45 CFR § 264.1 - What restrictions apply to the length of time Federal TANF assistance may be provided?
(1) Subject to the exceptions in this section, no State may use any of its Federal TANF funds to provide assistance (as defined in § 260.31 of this chapter) to a family that includes an adult head-of-household or a spouse of the head-of-household who has received Federal assistance for a total of five years (i.e., 60 cumulative months, whether or not consecutive).
(2) The provision in paragraph (a)(1) of this section also applies to a family that includes a pregnant minor head-of-household, minor parent head-of-household, or spouse of such a head-of-household who has received Federal assistance for a total of five years.
(3) Notwithstanding the provisions of paragraphs (a)(1) and (a)(2) of this section, a State may provide assistance under WtW, pursuant to section 403(a)(5) of the Act, to a family that is ineligible for TANF solely because it has reached the five-year time limit.

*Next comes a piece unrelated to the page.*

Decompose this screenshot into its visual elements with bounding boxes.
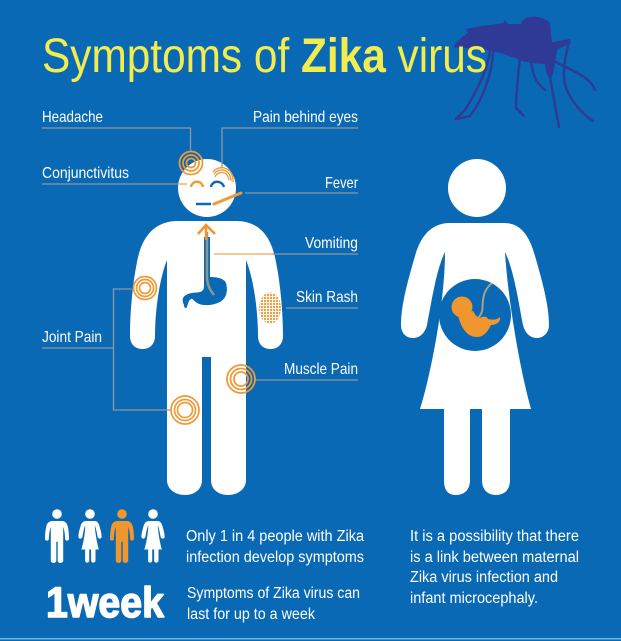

(1) States must not count toward the five-year limit:
(i) Any month of receipt of assistance by an individual who is not the head-of-household or married to the head-of-household;
(ii) Any month of receipt of assistance by an adult while living in Indian country (as defined in section 1151 of title 18, United States Code) or a Native Alaskan Village where at least 50 percent of the adults were not employed; and
(c) States have the option to extend assistance paid for by Federal TANF funds beyond the five-year limit for up to 20 percent of the average monthly number of families receiving assistance during the fiscal year or the immediately preceding fiscal year, whichever the State elects. States are permitted to extend assistance to families only on the basis of:
(1) Hardship, as defined by the State; or
(2) The fact that the family includes someone who has been battered, or subject to extreme cruelty based on the fact that the individual has been subjected to:
(i) Physical acts that resulted in, or threatened to result in, physical injury to the individual;
(ii) Sexual abuse;
(iii) Sexual activity involving a dependent child;
(iv) Being forced as the caretaker relative of a dependent child to engage in nonconsensual sexual acts or activities;
(v) Threats of, or attempts at, physical or sexual abuse;
(vi) Mental abuse; or
(vii) Neglect or deprivation of medical care.
(d) If a State opts to extend assistance to part of its caseload as permitted under paragraph (c) of this section, it would grant such an extension to a specific family once a head-of-household or spouse of a head-of-household in the family has received 60 cumulative months of assistance.
(e) To determine whether a State has failed to comply with the five-year limit on Federal assistance established in paragraph (c) of this section for a fiscal year, we would divide the average monthly number of families with a head-of-household or a spouse of a head-of-household who has received assistance for more than 60 cumulative months by the average monthly number of all families that received assistance during that fiscal year or during the immediately preceding fiscal year.
(f) If the five-year limit is inconsistent with a State's waiver granted under section 1115 of the Act, we will determine State compliance with the Federal time limit in accordance with the provisions of subpart C of part 260.